Wednesday, April 02, 2014

Playing with knives

I thought I was  on the razor edge of depression. Seems like I have already fallen. Somedays I believe me when I tell myself that I am alright. Oscar winning performances can somewhat fool some friends into thinking I am ok. At least I think they are fooled. Yet on other days, I can't lie to myself. I will never be ok anymore. I lost some pieces of me and I can't ever be whole.

I learnt how a friend lost her sister suddenly. And another acquaintance lost his close friend to suicide. I have spent hours stalking their Facebook reading the beautiful notes left behind by their loved  ones. And I feel jealous of all the love they had in their lives and the difference they made. I feel jealous that one had the courage to take her own life.

And I think about my own mortality. How empty my own service would be. How stark my own page would be. How discouraging. I don't have the will or motivation to carry on and neither the courage to end it all. To continually feel  deserving of hurt is of course not healthy but I can't deny what I feel.

Tuesday, March 25, 2014

Entitlement

It's not anger.It's bitterness. Bitter that I am only left with age and dust. And as I contemplate the days ahead I can't help but see darkness. As I contemplate death I only see loneliness.

There is no reason to be happy. There is no joy here. Go look elsewhere.

Wednesday, March 19, 2014

Musings

I started out this post several times. Mostly variations of emptiness. I collect specimen of my misery like an entomologist collects butterflies. Carefully preserved, labeled and mounted in a frame.
But fate intervened and put in my path three lines that has stuck.

The first being: To prove your courage
The second being: Not today
And the last : To regain what's lost

Monday, March 17, 2014

Second life or trying to cheer up

Having to lose it all to live again is extreme. It's not a shock to the system. It's death.

The person who once lived in the shell is gone. To be replace by a new tenant. Untried, unpredictable and unsure. It's not a reinvention of the self but it's getting to know the new person that's moved in.

I know why the phoenix has to rise from ashes. No rebirth can occur without annihilation.

Sunday, January 26, 2014

Really

 

The lost

I learned to give not because I have much...But because I know exactly how it feels to have nothing. - Anon

Tales from My Mother - Chye Buey

Behind the Chinese restaurants that dot Penang Road and the maze of other knotted lanes, very late at night, the neighbourhood would be enticed by a delicious waft of sour spicy soup.

Leftovers from the day's wasteful patrons, uneaten prawns, poultry and pork collected from serving plates, would be tipped into a large pot with tamarind, chillies and vegetables, then stewed over a fire.

The restaurant's less well-heeled patrons, the ones that approach the kitchen door from the back lanes, would carry the hot soup in recycled tin cans of about 5 inches high, back into the night from whence they came. Dinner and comfort for a few cents.

My mother remembers that it was delicious.

Tales from My Mother

After her training in Alor Star, class of '66, my mother was posted to Baling, Kedah in 1970.
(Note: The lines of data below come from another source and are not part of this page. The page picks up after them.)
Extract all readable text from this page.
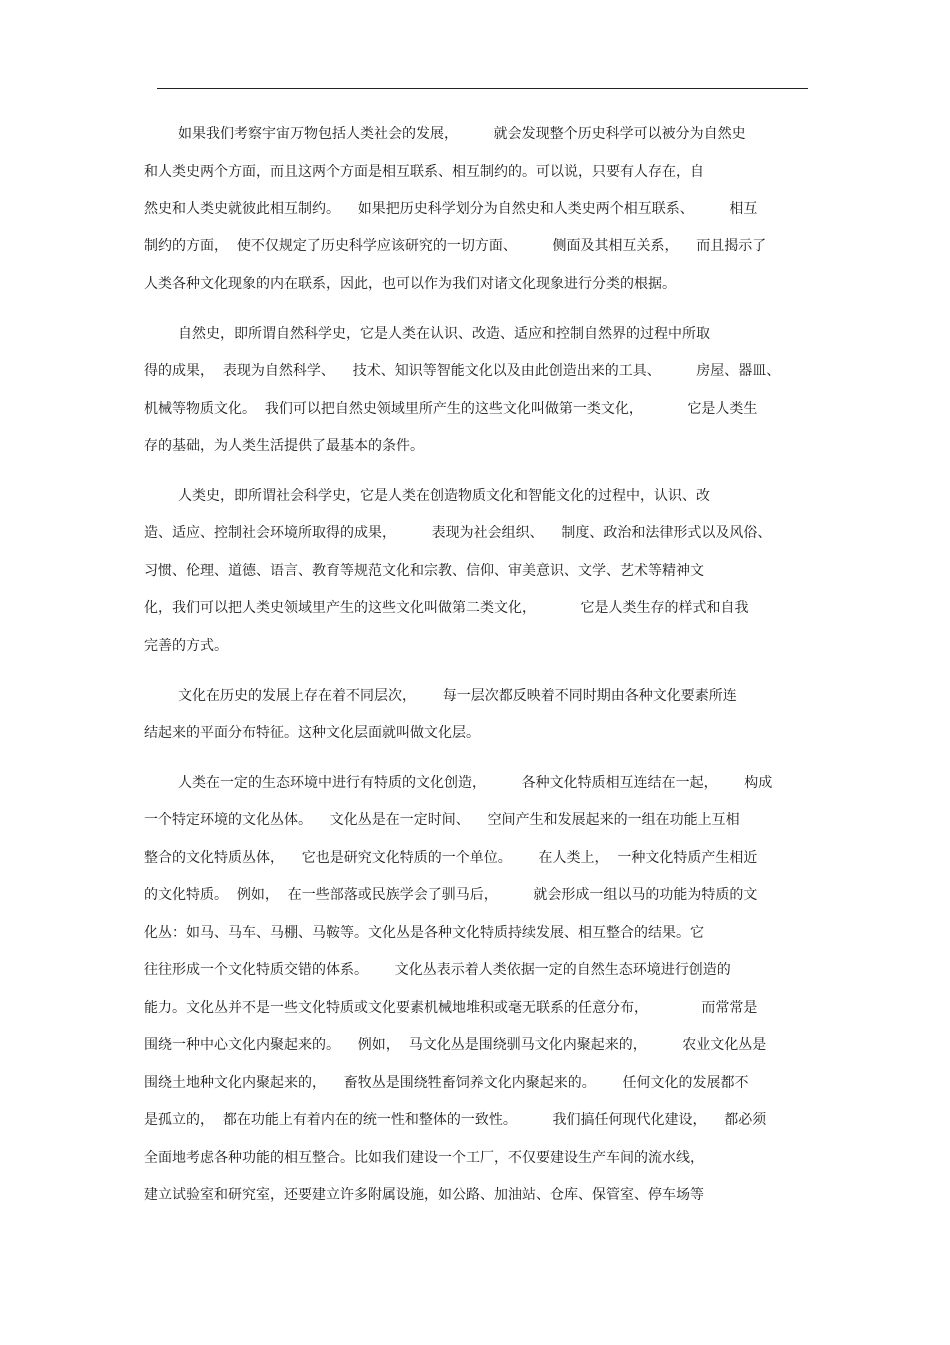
如果我们考察宇宙万物包括人类社会的发展，        就会发现整个历史科学可以被分为自然史
和人类史两个方面，而且这两个方面是相互联系、相互制约的。可以说，只要有人存在，自
然史和人类史就彼此相互制约。    如果把历史科学划分为自然史和人类史两个相互联系、        相互
制约的方面，  使不仅规定了历史科学应该研究的一切方面、        侧面及其相互关系，    而且揭示了
人类各种文化现象的内在联系，因此，也可以作为我们对诸文化现象进行分类的根据。
自然史，即所谓自然科学史，它是人类在认识、改造、适应和控制自然界的过程中所取
得的成果，  表现为自然科学、    技术、知识等智能文化以及由此创造出来的工具、        房屋、器皿、
机械等物质文化。  我们可以把自然史领域里所产生的这些文化叫做第一类文化，          它是人类生
存的基础，为人类生活提供了最基本的条件。
人类史，即所谓社会科学史，它是人类在创造物质文化和智能文化的过程中，认识、改
造、适应、控制社会环境所取得的成果，        表现为社会组织、    制度、政治和法律形式以及风俗、
习惯、伦理、道德、语言、教育等规范文化和宗教、信仰、审美意识、文学、艺术等精神文
化，我们可以把人类史领域里产生的这些文化叫做第二类文化，          它是人类生存的样式和自我
完善的方式。
文化在历史的发展上存在着不同层次，      每一层次都反映着不同时期由各种文化要素所连
结起来的平面分布特征。这种文化层面就叫做文化层。
人类在一定的生态环境中进行有特质的文化创造，        各种文化特质相互连结在一起，      构成
一个特定环境的文化丛体。    文化丛是在一定时间、    空间产生和发展起来的一组在功能上互相
整合的文化特质丛体，    它也是研究文化特质的一个单位。      在人类上，  一种文化特质产生相近
的文化特质。  例如，  在一些部落或民族学会了驯马后，        就会形成一组以马的功能为特质的文
化丛：如马、马车、马棚、马鞍等。文化丛是各种文化特质持续发展、相互整合的结果。它
往往形成一个文化特质交错的体系。      文化丛表示着人类依据一定的自然生态环境进行创造的
能力。文化丛并不是一些文化特质或文化要素机械地堆积或毫无联系的任意分布，            而常常是
围绕一种中心文化内聚起来的。    例如，  马文化丛是围绕驯马文化内聚起来的，        农业文化丛是
围绕土地种文化内聚起来的，    畜牧丛是围绕牲畜饲养文化内聚起来的。      任何文化的发展都不
是孤立的，  都在功能上有着内在的统一性和整体的一致性。        我们搞任何现代化建设，    都必须
全面地考虑各种功能的相互整合。比如我们建设一个工厂，不仅要建设生产车间的流水线，
建立试验室和研究室，还要建立许多附属设施，如公路、加油站、仓库、保管室、停车场等
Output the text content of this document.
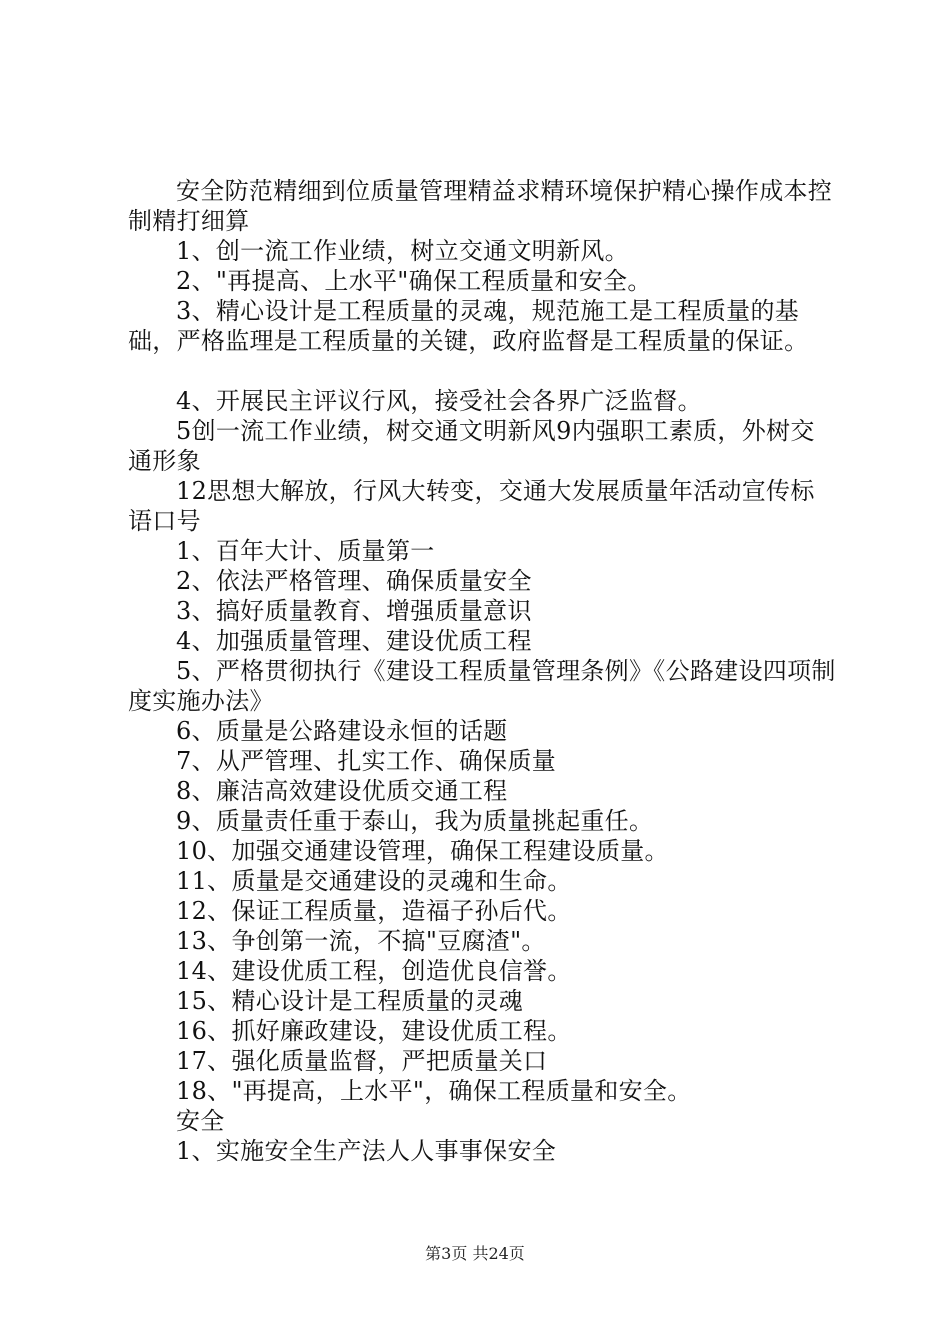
安全防范精细到位质量管理精益求精环境保护精心操作成本控制精打细算

1、创一流工作业绩，树立交通文明新风。

2、"再提高、上水平"确保工程质量和安全。

3、精心设计是工程质量的灵魂，规范施工是工程质量的基础，严格监理是工程质量的关键，政府监督是工程质量的保证。

4、开展民主评议行风，接受社会各界广泛监督。

5创一流工作业绩，树交通文明新风9内强职工素质，外树交通形象

12思想大解放，行风大转变，交通大发展质量年活动宣传标语口号

1、百年大计、质量第一

2、依法严格管理、确保质量安全

3、搞好质量教育、增强质量意识

4、加强质量管理、建设优质工程

5、严格贯彻执行《建设工程质量管理条例》《公路建设四项制度实施办法》

6、质量是公路建设永恒的话题

7、从严管理、扎实工作、确保质量

8、廉洁高效建设优质交通工程

9、质量责任重于泰山，我为质量挑起重任。

10、加强交通建设管理，确保工程建设质量。

11、质量是交通建设的灵魂和生命。

12、保证工程质量，造福子孙后代。

13、争创第一流，不搞"豆腐渣"。

14、建设优质工程，创造优良信誉。

15、精心设计是工程质量的灵魂

16、抓好廉政建设，建设优质工程。

17、强化质量监督，严把质量关口

18、"再提高，上水平"，确保工程质量和安全。

安全

1、实施安全生产法人人事事保安全

第3页 共24页
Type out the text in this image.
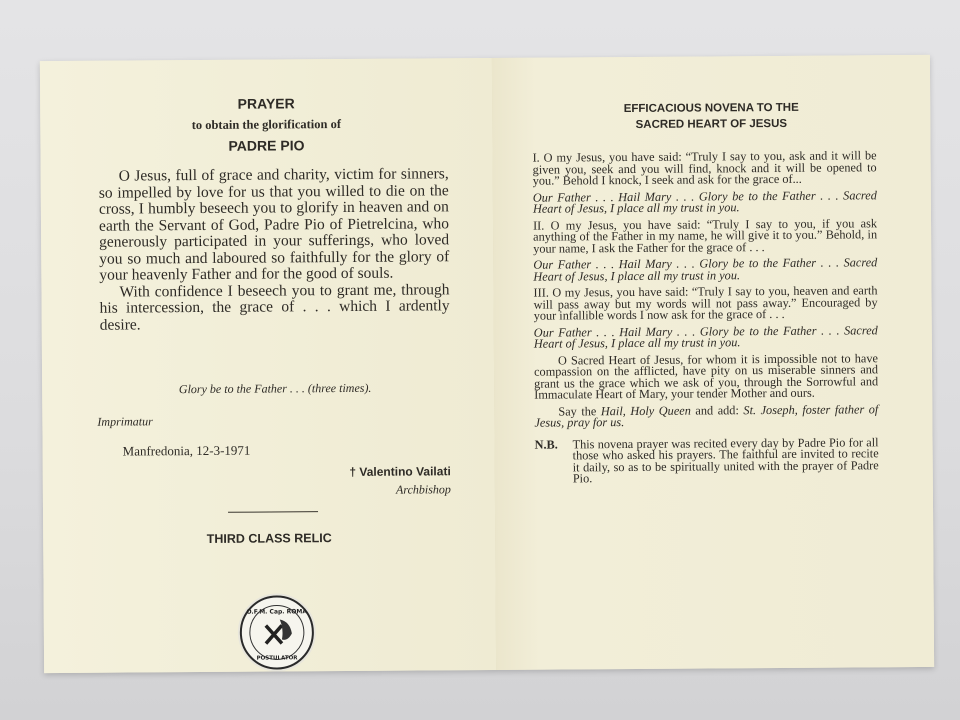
PRAYER
to obtain the glorification of
PADRE PIO

O Jesus, full of grace and charity, victim for sinners, so impelled by love for us that you willed to die on the cross, I humbly beseech you to glorify in heaven and on earth the Servant of God, Padre Pio of Pietrelcina, who generously participated in your sufferings, who loved you so much and laboured so faithfully for the glory of your heavenly Father and for the good of souls.

With confidence I beseech you to grant me, through his intercession, the grace of . . . which I ardently desire.

Glory be to the Father . . . (three times).
Imprimatur
Manfredonia, 12-3-1971
† Valentino Vailati
Archbishop
THIRD CLASS RELIC
O.F.M. Cap. ROMA
POSTULATOR
EFFICACIOUS NOVENA TO THE
SACRED HEART OF JESUS

I. O my Jesus, you have said: “Truly I say to you, ask and it will be given you, seek and you will find, knock and it will be opened to you.” Behold I knock, I seek and ask for the grace of...

Our Father . . . Hail Mary . . . Glory be to the Father . . . Sacred Heart of Jesus, I place all my trust in you.

II. O my Jesus, you have said: “Truly I say to you, if you ask anything of the Father in my name, he will give it to you.” Behold, in your name, I ask the Father for the grace of . . .

Our Father . . . Hail Mary . . . Glory be to the Father . . . Sacred Heart of Jesus, I place all my trust in you.

III. O my Jesus, you have said: “Truly I say to you, heaven and earth will pass away but my words will not pass away.” Encouraged by your infallible words I now ask for the grace of . . .

Our Father . . . Hail Mary . . . Glory be to the Father . . . Sacred Heart of Jesus, I place all my trust in you.

O Sacred Heart of Jesus, for whom it is impossible not to have compassion on the afflicted, have pity on us miserable sinners and grant us the grace which we ask of you, through the Sorrowful and Immaculate Heart of Mary, your tender Mother and ours.

Say the Hail, Holy Queen and add: St. Joseph, foster father of Jesus, pray for us.

N.B.	This novena prayer was recited every day by Padre Pio for all those who asked his prayers. The faithful are invited to recite it daily, so as to be spiritually united with the prayer of Padre Pio.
The hospital was tiny, sitting next to a mountain. The doors were weaved mengkuang leaves that swiveled. The hospital served the community consisting of rubber tappers. Not that her salary was generous. About a few hundred ringgit.

She stayed at the nurses' hostel just beside the hospital with 4 other nurses. The hostel was primarily a house on stilts, with an Ammah who would come to cook and then go on her way.

As there were only four nurses living there and duty rosters being what they were, it was not uncommon to be the only person at the hostel at any particular time. Being next to said mountain, there was hardly any discernible TV or radio reception. So afternoons were spent, not doing anything much. There was a cinema showing Hindustani movies in town. But that would entail a lonely walk back after the show.

Bear in mind, this was during the height of the Emergency and curfew was imposed after hours. There were soldiers in the area, as there were Communist guerillas.

She was serving here when the infamous Baling talks were held between the nation's founder, Tunku Abdul Rahman with Chin Peng, leader of the Malayan Communist Party. To say that the residents were not nervous would be a stretch.

She stayed for three years until her posting to Jerantut, Pahang.

We visited Baling today. The old hospital could not be traced. Development or perhaps, MRSM, has descended upon the sleepy hallow and there were so many people that to my mother, it is no longer recognizable.